Mr. Rheinheimer said Rich pays for its employees to get rapid Covid tests at a local drugstore if they are exposed or suspect they are sick, a policy he said has helped keep more of his staff on the job.

Staffing shortages deepened last week for Church Metal Spinning Co., a Milwaukee-based manufacturer of steel parts for large engines and industrial equipment. Eight of the business’s 36 employees are out with Covid, said company president Mark Verhein, the most it has ever had out sick at one time.

Church’s employees already were working overtime to catch up with orders that were behind schedule because of supply shortages and a strong order flow. Turnover among newer employees has been high, Mr. Verhein said, and the company has hired some part-time workers who are high school and college students pursuing technical careers.

“I’m not missing every due date, but I’m missing a couple,” Mr. Verhein said. “I’m a little fearful about the next four weeks.”

Minh Ngo, left, training Hai Huynh on the manufacturing floor at Boston Centerless, a precision metals manufacturer that has faced staffing issues due to an upsurge of Covid-19.

On the factory floor of Generac Holdings Inc., absences currently are running at the highest rate since late 2020, according to CEO Aaron Jagdfeld. As many as 600 employees are sidelined with illness or quarantining, he estimated, representing about 10% of the Waukesha, Wis.-based generator manufacturer’s 6,000 production workers world-wide.

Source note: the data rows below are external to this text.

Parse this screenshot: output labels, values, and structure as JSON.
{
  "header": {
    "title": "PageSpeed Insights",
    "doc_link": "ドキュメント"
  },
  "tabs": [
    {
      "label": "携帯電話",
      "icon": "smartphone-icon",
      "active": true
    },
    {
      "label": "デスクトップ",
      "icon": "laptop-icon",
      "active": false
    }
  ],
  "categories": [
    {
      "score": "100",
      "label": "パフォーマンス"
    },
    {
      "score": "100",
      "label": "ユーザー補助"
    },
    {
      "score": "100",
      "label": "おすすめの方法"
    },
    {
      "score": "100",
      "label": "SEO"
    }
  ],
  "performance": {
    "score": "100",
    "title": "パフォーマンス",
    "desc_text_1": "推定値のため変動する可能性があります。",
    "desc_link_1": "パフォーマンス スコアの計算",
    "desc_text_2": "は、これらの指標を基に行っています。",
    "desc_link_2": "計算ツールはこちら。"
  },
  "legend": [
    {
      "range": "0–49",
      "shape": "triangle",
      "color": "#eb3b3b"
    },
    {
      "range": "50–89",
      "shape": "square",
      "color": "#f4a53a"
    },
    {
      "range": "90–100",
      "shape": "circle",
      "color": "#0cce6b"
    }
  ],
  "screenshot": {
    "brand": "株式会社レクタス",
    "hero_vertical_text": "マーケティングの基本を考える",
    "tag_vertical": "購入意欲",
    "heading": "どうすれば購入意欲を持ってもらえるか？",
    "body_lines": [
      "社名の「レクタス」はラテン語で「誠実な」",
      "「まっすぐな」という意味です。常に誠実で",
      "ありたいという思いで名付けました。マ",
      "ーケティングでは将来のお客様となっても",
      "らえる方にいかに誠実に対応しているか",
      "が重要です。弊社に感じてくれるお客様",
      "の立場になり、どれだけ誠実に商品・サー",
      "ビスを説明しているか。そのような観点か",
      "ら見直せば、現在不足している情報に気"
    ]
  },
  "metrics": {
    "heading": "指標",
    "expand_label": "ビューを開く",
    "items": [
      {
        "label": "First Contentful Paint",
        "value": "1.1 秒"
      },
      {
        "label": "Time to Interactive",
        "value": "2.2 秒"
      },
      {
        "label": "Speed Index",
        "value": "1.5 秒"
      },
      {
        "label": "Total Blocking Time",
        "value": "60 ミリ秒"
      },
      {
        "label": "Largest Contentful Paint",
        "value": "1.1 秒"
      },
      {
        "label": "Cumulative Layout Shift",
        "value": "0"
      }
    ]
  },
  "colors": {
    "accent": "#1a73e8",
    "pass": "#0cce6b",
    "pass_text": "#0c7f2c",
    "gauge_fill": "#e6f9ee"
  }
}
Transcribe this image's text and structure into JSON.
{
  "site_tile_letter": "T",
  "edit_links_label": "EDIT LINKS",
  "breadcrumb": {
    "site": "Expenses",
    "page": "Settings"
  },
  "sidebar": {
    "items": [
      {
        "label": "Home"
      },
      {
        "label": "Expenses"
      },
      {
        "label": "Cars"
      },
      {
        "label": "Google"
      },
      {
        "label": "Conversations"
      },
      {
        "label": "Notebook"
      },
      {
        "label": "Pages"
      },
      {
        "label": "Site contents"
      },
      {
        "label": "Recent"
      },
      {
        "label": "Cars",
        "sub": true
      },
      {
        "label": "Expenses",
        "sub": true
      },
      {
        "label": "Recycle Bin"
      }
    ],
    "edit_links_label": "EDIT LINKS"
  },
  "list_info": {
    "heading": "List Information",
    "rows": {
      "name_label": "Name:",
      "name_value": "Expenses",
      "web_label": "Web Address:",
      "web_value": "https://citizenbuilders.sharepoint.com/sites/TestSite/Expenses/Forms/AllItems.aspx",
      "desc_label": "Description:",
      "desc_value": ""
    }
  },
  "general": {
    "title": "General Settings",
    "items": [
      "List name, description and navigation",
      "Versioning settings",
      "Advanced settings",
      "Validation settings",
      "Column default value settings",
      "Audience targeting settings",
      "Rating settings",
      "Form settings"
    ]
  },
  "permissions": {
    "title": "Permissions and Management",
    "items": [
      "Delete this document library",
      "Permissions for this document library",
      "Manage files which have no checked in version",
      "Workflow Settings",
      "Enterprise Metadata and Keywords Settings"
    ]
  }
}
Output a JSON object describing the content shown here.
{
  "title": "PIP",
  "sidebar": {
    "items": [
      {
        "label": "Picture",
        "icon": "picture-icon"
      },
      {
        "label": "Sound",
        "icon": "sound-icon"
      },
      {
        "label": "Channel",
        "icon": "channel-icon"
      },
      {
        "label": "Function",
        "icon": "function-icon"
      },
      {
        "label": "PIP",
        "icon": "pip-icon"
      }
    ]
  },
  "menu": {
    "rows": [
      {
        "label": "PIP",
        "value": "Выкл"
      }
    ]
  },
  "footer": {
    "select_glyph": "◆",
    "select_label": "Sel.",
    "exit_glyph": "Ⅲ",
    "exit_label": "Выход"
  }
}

With generator sales booming because of weather-related power outages and many at-home workers, Generac has been building a buffer of employees, Mr. Jagdfeld said. It is overstaffing plants on the assumption that some new hires will leave quickly or that another Covid-19 outbreak will hit the production workforce.

Share Your Thoughts

What’s the best staffing strategy for a manufacturer facing an upsurge in coronavirus cases? Join the conversation below.

Generac created flexible work schedules in 2020 to accommodate parents with small children kept home from school, as well as college students and others unable to work a rigid shift schedule. Those flexible schedules will likely become permanent features for the company, Mr. Jagdfeld said.

To attract workers, Generac raised starting hourly wages by nearly 30% in 2021 to above $17, after having increased pay by more than 20% in 2020. The company has tried to raise its profile among potential employees, sponsoring a music stage at a popular summertime festival in Milwaukee.

The Supreme Court is currently considering challenges to the Biden administration’s Covid-19 vaccine-or-testing plan for large employers. Mr. Jagdfeld said the pending rules could hinder the company’s recruitment efforts. The weekly testing requirement for unvaccinated workers, he said, could lead some to leave larger companies for smaller firms that are exempt.

“The hope was that 2022 would get better, but it’s starting off in a mess,” Mr. Jagdfeld said.

Boston Centerless had gone about 10 months with just a couple of Covid-19 cases before a recent surge. Here, Phuong Pham is at work on the factory floor.